Pearson Algorithm from Programming Collective Intelligence still not working

Question

I ran the code to calculate the Pearson Correlation Coefficient and the function (pasted below) stubbornly returns a 0.

In line with earlier suggestions on this issue here on SO (see #1, #2 below), I did make sure that the function is able to perform floating point calculations but that hasn't helped. I would appreciate some guidance with this.

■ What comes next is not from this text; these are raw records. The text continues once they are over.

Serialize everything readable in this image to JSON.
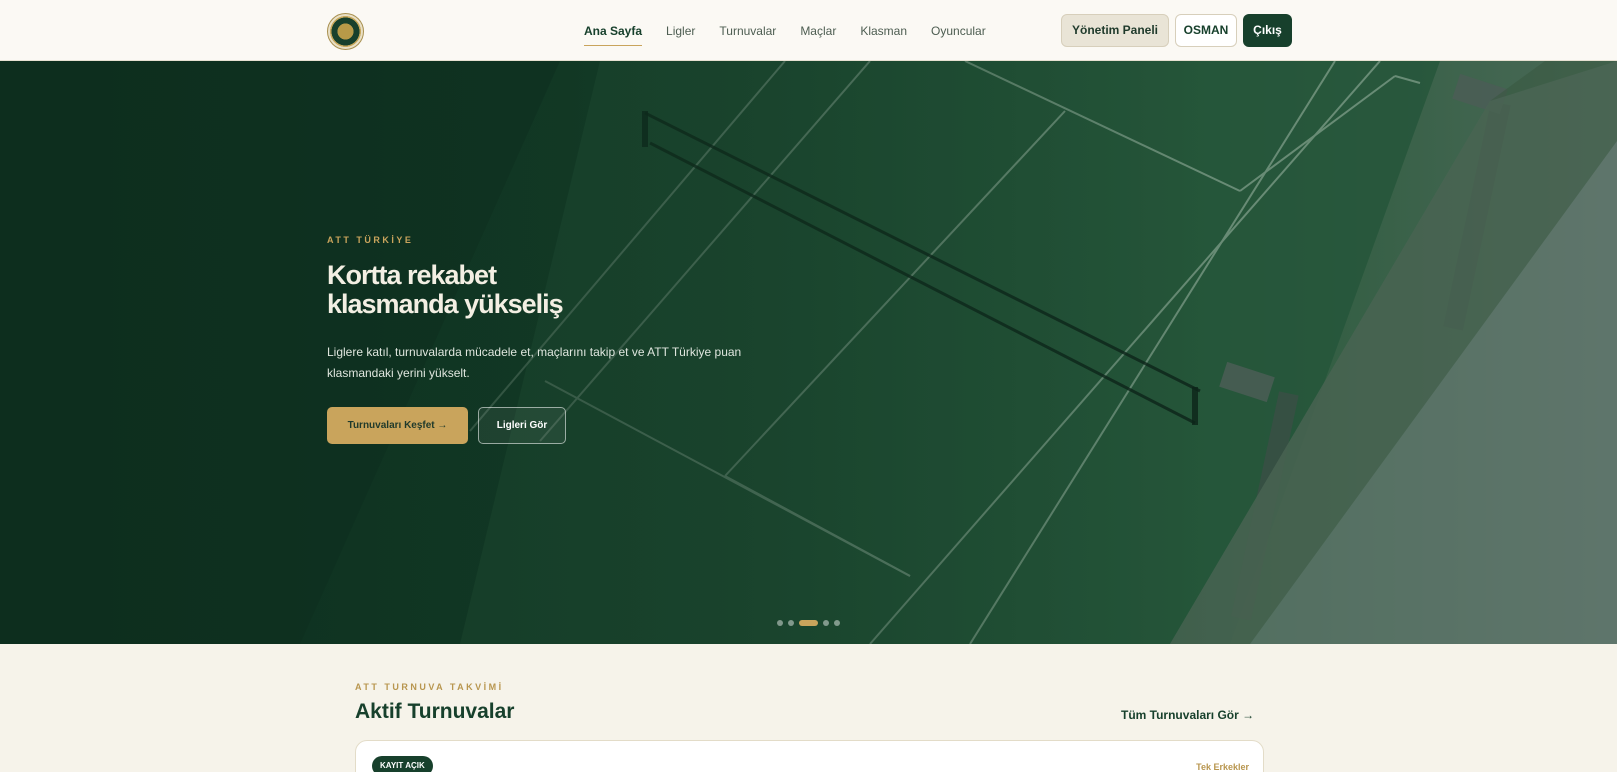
{
  "header": {
    "logo_icon": "att-turkiye-emblem",
    "nav": [
      "Ana Sayfa",
      "Ligler",
      "Turnuvalar",
      "Maçlar",
      "Klasman",
      "Oyuncular"
    ],
    "active_nav": "Ana Sayfa",
    "admin_label": "Yönetim Paneli",
    "user_label": "OSMAN",
    "logout_label": "Çıkış"
  },
  "hero": {
    "eyebrow": "ATT TÜRKİYE",
    "title_line1": "Kortta rekabet",
    "title_line2": "klasmanda yükseliş",
    "description": "Liglere katıl, turnuvalarda mücadele et, maçlarını takip et ve ATT Türkiye puan klasmandaki yerini yükselt.",
    "primary_button": "Turnuvaları Keşfet →",
    "secondary_button": "Ligleri Gör",
    "slides_total": 5,
    "active_slide": 3
  },
  "section": {
    "eyebrow": "ATT TURNUVA TAKVİMİ",
    "title": "Aktif Turnuvalar",
    "link": "Tüm Turnuvaları Gör →",
    "card": {
      "status_badge": "KAYIT AÇIK",
      "category": "Tek Erkekler"
    }
  },
  "colors": {
    "brand_green": "#17402c",
    "accent_gold": "#c9a45c",
    "page_bg": "#f6f3ea"
  }
}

    from __future__ import division
    from math import sqrt

    def sim_pearson(prefs,p1,p2):
    # Get the list of mutually rated items
       si={}
       for item in prefs[p1]:
          if item in prefs[p2]: si[item]=1


          # Find the number of elements
          n=float(len(si))


          # if they are no ratings in common, return 0
          if n==0: return 0


          # Add up all the preferences
          sum1=float(sum([prefs[p1][it] for it in si]))
          sum2=float(sum([prefs[p2][it] for it in si]))

          # Sum up the squares
          sum1Sq=sum([pow(prefs[p1][it],2) for it in si])
          sum2Sq=sum([pow(prefs[p2][it],2) for it in si])

          # Sum up the products
          pSum=sum([prefs[p1][it]*prefs[p2][it] for it in si])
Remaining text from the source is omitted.